Yesterday was a perfect day for sailing on Sydney Harbour – light-to-moderate NE breeze, sparkling sunshine, flat water, and not much commercial traffic. All the SailGP boats were out having a practice. They could not have wished for better conditions or a greater promotional photo-op for the local media.

So what did we read in today’s Sydney Morning Herald? This curious little snippet, which we quote here in its entirety:

Sail GP goes green: boost in future fires
A mobile solar energy system and off-grid Powerwall developed by Tesla could be used in bushfire-ravaged communities and disaster zones after it is trialled during the second SailGP season. The system will power the battery container for the revolutionary F50 boats, which will zip around at speeds of up to 50 knots per hour during the opening event on Sydney Harbour this week. SailGP chief executive Sir Russell Coutts has set the ambitious target of reaching zero carbon by 2025 and the powerwall system is the signature development of the second series. “You wonder this can be used for another application as well.”

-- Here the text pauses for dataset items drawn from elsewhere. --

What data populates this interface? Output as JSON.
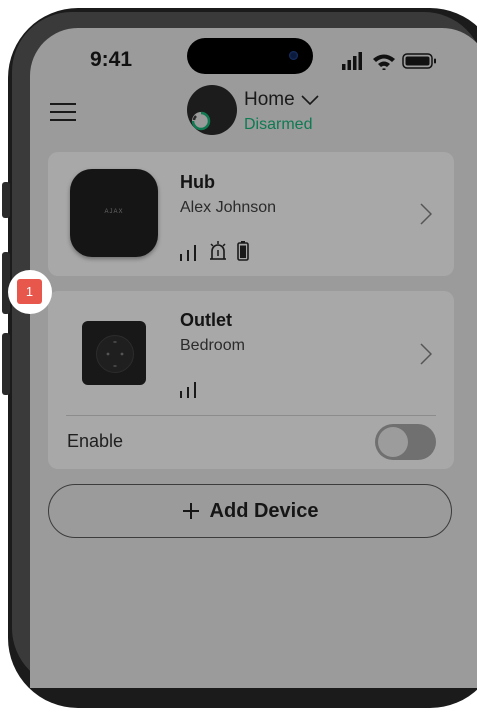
{
  "status_bar": {
    "time": "9:41",
    "icons": [
      "signal-icon",
      "wifi-icon",
      "battery-icon"
    ]
  },
  "header": {
    "space_name": "Home",
    "security_state": "Disarmed",
    "menu_icon": "hamburger-icon",
    "dropdown_icon": "chevron-down-icon"
  },
  "devices": [
    {
      "name": "Hub",
      "room": "Alex Johnson",
      "image_logo": "AJAX",
      "status_icons": [
        "signal-strength-icon",
        "siren-icon",
        "battery-icon"
      ]
    },
    {
      "name": "Outlet",
      "room": "Bedroom",
      "status_icons": [
        "signal-strength-icon"
      ],
      "callout_number": "1",
      "toggle_label": "Enable",
      "toggle_on": false
    }
  ],
  "add_device": {
    "label": "Add Device",
    "icon": "plus-icon"
  },
  "colors": {
    "screen_overlay": "#9b9b9b",
    "card": "#a8a8a8",
    "disarmed_text": "#0f7a52",
    "callout_badge": "#e8574b"
  }
}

Maybe the reporter was just fishing around for an angle, but duh? Larry and Russell discover sustainability? “Zero carbon by 2025”? Maybe that’s not counting the carbon from the millions of air miles clocked up by the SailGP executives, staff and crews each year, and the carbon pumped into the atmosphere by their flotillas of tenders, chase boats, cranes and forklifts.

It is odd that Coutts should make this half-baked pitch for environmental credibility rather than promote the event itself. Surely the sporting spectacle has more appeal than any tenuous claim that a Tesla battery might help bushfire victims. Or are the SailGP supremos already losing faith in their own product?

As for that “by 2025” bit, well, there aren’t many in the sailing business prepared to bet that this travelling circus will still be around five years from now. There may then be quite a few tons of carbon in need of safe disposal.